What DNI John Ratcliffe doesn’t say here is almost more important than what he does say. Is Hunter Biden’s laptop part of a Russian disinformation campaign, as Adam Schiff claims the intelligence community believes? That’s news to Ratcliffe, who tells Fox’s Maria Bartiromo that the intelligence community hasn’t been consulted on the topic. Ratcliffe blasts Schiff for making false claims about intelligence estimates, and says he took the job as DNI in order to prevent people like Schiff from politicizing intelligence.

Ratcliffe, however, keeps his distance from the question of authenticity, noting pointedly that the FBI has jurisdiction, not intelligence agencies:

Ratcliffe’s correct about jurisdiction, to a point. Under FISA laws, Hunter Biden is a US person and therefore excluded from intelligence gathering without a FISA warrant. That jurisdiction belongs to the FBI, which has its own counter-intelligence operations. If this did involve Russian disinformation, however, the FBI would likely be consulting with intelligence agencies for information on those efforts. The Patriot Act allows for that kind of coordination within the counterintel bureaus under Ratcliffe, specifically the National Counterintelligence and Security Center (NCSC). That would allow the intelligence agencies to work in tandem on this particular potential penetration, if the laptop was seeded with agitprop disinformation.

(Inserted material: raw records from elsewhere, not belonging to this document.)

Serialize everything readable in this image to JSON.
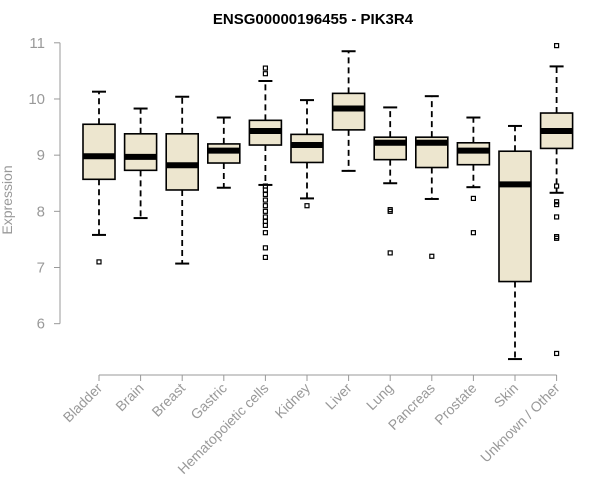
{
  "chart_data": {
    "type": "boxplot",
    "title": "ENSG00000196455 - PIK3R4",
    "xlabel": "",
    "ylabel": "Expression",
    "ylim": [
      5.3,
      11.05
    ],
    "yticks": [
      6,
      7,
      8,
      9,
      10,
      11
    ],
    "grid": false,
    "legend": "none",
    "colors": {
      "box_fill": "#ede6cf",
      "stroke": "#000000",
      "axis": "#999999",
      "title": "#000000"
    },
    "categories": [
      "Bladder",
      "Brain",
      "Breast",
      "Gastric",
      "Hematopoietic cells",
      "Kidney",
      "Liver",
      "Lung",
      "Pancreas",
      "Prostate",
      "Skin",
      "Unknown / Other"
    ],
    "boxes": [
      {
        "label": "Bladder",
        "q1": 8.57,
        "median": 8.98,
        "q3": 9.55,
        "whisker_low": 7.58,
        "whisker_high": 10.13,
        "outliers": [
          7.1
        ]
      },
      {
        "label": "Brain",
        "q1": 8.73,
        "median": 8.97,
        "q3": 9.38,
        "whisker_low": 7.88,
        "whisker_high": 9.83,
        "outliers": []
      },
      {
        "label": "Breast",
        "q1": 8.38,
        "median": 8.82,
        "q3": 9.38,
        "whisker_low": 7.07,
        "whisker_high": 10.04,
        "outliers": []
      },
      {
        "label": "Gastric",
        "q1": 8.86,
        "median": 9.08,
        "q3": 9.2,
        "whisker_low": 8.42,
        "whisker_high": 9.67,
        "outliers": []
      },
      {
        "label": "Hematopoietic cells",
        "q1": 9.18,
        "median": 9.43,
        "q3": 9.62,
        "whisker_low": 8.47,
        "whisker_high": 10.32,
        "outliers": [
          10.55,
          10.45,
          8.45,
          8.38,
          8.3,
          8.2,
          8.1,
          8.0,
          7.9,
          7.82,
          7.75,
          7.62,
          7.35,
          7.18
        ]
      },
      {
        "label": "Kidney",
        "q1": 8.87,
        "median": 9.18,
        "q3": 9.37,
        "whisker_low": 8.23,
        "whisker_high": 9.98,
        "outliers": [
          8.1
        ]
      },
      {
        "label": "Liver",
        "q1": 9.45,
        "median": 9.83,
        "q3": 10.1,
        "whisker_low": 8.72,
        "whisker_high": 10.85,
        "outliers": []
      },
      {
        "label": "Lung",
        "q1": 8.92,
        "median": 9.22,
        "q3": 9.32,
        "whisker_low": 8.5,
        "whisker_high": 9.85,
        "outliers": [
          8.03,
          8.0,
          7.26
        ]
      },
      {
        "label": "Pancreas",
        "q1": 8.78,
        "median": 9.22,
        "q3": 9.32,
        "whisker_low": 8.22,
        "whisker_high": 10.05,
        "outliers": [
          7.2
        ]
      },
      {
        "label": "Prostate",
        "q1": 8.83,
        "median": 9.08,
        "q3": 9.22,
        "whisker_low": 8.43,
        "whisker_high": 9.67,
        "outliers": [
          8.23,
          7.62
        ]
      },
      {
        "label": "Skin",
        "q1": 6.75,
        "median": 8.48,
        "q3": 9.07,
        "whisker_low": 5.37,
        "whisker_high": 9.52,
        "outliers": []
      },
      {
        "label": "Unknown / Other",
        "q1": 9.12,
        "median": 9.43,
        "q3": 9.75,
        "whisker_low": 8.33,
        "whisker_high": 10.58,
        "outliers": [
          10.95,
          8.45,
          8.17,
          8.12,
          7.9,
          7.55,
          7.52,
          5.47
        ]
      }
    ]
  }
}
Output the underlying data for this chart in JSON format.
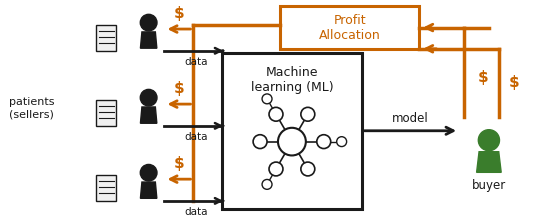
{
  "fig_width": 5.48,
  "fig_height": 2.24,
  "dpi": 100,
  "bg_color": "#ffffff",
  "orange_color": "#C86400",
  "black_color": "#1a1a1a",
  "green_color": "#3a7d2c",
  "patients_label": "patients\n(sellers)",
  "ml_label": "Machine\nlearning (ML)",
  "profit_label": "Profit\nAllocation",
  "model_label": "model",
  "buyer_label": "buyer"
}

It’s worth noting, on jurisdiction, that Schiff could have gotten that estimate from the FBI rather than the agencies under Ratcliffe. The House and Senate Intelligence Committees have some oversight of the FBI’s counter-intel work. It does seem unlikely, though, that the FBI would reach that conclusion without engaging Ratcliffe’s office. Or at least without Ratcliffe being aware of those assessments.

Note too that Ratcliffe avoids answering Bartiromo on the authenticity of the data. All Ratcliffe is saying is that Schiff’s lying about intelligence estimates on the issue, not opining on the legitimacy of the e-mails. If Ratcliffe’s correct and the FBI hasn’t shared the data with the intelligence community, then he’s right to avoid answering it. How can he know whether it’s authentic when his agencies haven’t had a chance to review it?

And that raises other questions. If the FBI hasn’t brought the laptop to Ratcliffe’s agencies, then they must not be terribly concerned about the laptop being a component of a foreign disinformation campaigns — Russian or otherwise. They’ve had it for almost a year, too; if it was part of a Russian disinformation campaign, why didn’t the FBI inform the relevant intelligence committees in the House and Senate before now? Sen. Ron Johnson and other members of Congress only found out about it from an “intermediary” of the computer repairman who worked on the laptop.

Ratcliffe notes that the FBI also has jurisdiction on “fraud.” It’s possible that this isn’t an intelligence or corruption issue, but just plain ol’ fraud — someone using hacked material to perpetrate a fraud for domestic political purposes. That’s a possibility to keep in mind too, especially for something that dropped into the FBI’s lap in the middle of an impeachment … and then into the hands of the New York Post three weeks before an election. Read Byron York’s warning to Republicans and conservatives about the trap of leaping to belief on the basis of non-refutation. That didn’t work out too well for Democrats in the end with the Steele dossier.